To shed light on this matter, researchers in Japan assessed the levels of PRDX4 protein in patients with stable IPF, those with AE-IPF, and healthy volunteers. The team also used a PF mouse model to investigate the role of PRDX4 in lung inflammation and fibrosis.

In total, blood samples from 51 patients with stable IPF, 38 patients with AE-IPF, and 15 healthy volunteers were analyzed. Nine of the stable IPF patients developed an acute exacerbation during the study, and the researchers were able to assess their blood biomarkers before and after developing AE-IPF.

Results showed that blood levels of all the IPF biomarkers analyzed — PRDX4, KL-6, surfactant protein D, and lactate dehydrogenase — were higher in patients with IPF than in healthy volunteers. In AE-IPF patients, all blood markers of IPF were present at even higher levels than in those with stable IPF.

In blood samples from stable IPF patients who developed an acute exacerbation during the study, only PRDX4 levels were higher than in stable patients, while the other IPF markers remained the same.

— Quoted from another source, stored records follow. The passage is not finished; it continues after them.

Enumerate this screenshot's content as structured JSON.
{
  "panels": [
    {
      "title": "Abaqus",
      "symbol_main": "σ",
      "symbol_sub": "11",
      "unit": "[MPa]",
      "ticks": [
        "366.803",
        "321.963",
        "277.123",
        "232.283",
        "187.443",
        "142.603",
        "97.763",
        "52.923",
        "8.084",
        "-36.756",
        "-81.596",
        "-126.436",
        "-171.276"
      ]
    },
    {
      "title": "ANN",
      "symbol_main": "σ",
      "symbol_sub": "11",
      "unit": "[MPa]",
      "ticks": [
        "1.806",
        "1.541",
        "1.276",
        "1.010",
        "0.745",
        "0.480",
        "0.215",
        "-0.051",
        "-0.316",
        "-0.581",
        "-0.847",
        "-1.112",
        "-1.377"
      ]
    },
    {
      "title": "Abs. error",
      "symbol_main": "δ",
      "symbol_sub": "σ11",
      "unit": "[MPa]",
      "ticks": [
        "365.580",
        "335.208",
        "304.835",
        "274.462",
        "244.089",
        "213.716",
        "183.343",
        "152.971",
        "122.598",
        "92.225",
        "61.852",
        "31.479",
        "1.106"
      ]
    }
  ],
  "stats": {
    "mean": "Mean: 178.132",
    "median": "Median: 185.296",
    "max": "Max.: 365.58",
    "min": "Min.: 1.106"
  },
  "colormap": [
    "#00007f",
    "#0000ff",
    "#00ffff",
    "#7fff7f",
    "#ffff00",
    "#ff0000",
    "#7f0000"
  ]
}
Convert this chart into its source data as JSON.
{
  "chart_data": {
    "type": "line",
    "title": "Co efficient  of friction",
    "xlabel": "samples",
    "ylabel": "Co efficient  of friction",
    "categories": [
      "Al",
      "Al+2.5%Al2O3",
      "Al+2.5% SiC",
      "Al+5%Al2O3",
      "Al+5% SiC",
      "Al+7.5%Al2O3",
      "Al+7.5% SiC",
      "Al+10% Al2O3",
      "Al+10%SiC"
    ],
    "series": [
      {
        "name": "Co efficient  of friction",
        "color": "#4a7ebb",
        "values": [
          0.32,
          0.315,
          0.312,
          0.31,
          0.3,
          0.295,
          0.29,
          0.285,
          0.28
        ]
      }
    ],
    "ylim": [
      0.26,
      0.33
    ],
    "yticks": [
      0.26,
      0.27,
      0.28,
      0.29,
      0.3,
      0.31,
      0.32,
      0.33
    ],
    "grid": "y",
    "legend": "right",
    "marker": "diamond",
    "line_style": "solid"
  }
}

Scientists then studied how PRDX4 can contribute to lung inflammation and fibrosis by inserting the human PRDX4 gene into the DNA of mice (Tg mice). The normal mice and Tg mice were then exposed to a compound called bleomycin to induce lung fibrosis.

Results showed that, compared to normal mice, Tg mice exposed to bleomycin had higher levels of PRDX4 in their lungs, and more severe signs of lung scarring (fibrosis) and inflammation. Furthermore, the survival rates of Tg mice were worse than those of normal mice with PF.

Overall, based on the results, the team stated that “PRDX4 is associated with the aggravation of IPF,” and suggested that “serum PRDX4 may be useful in clinical practice of IPF patients.”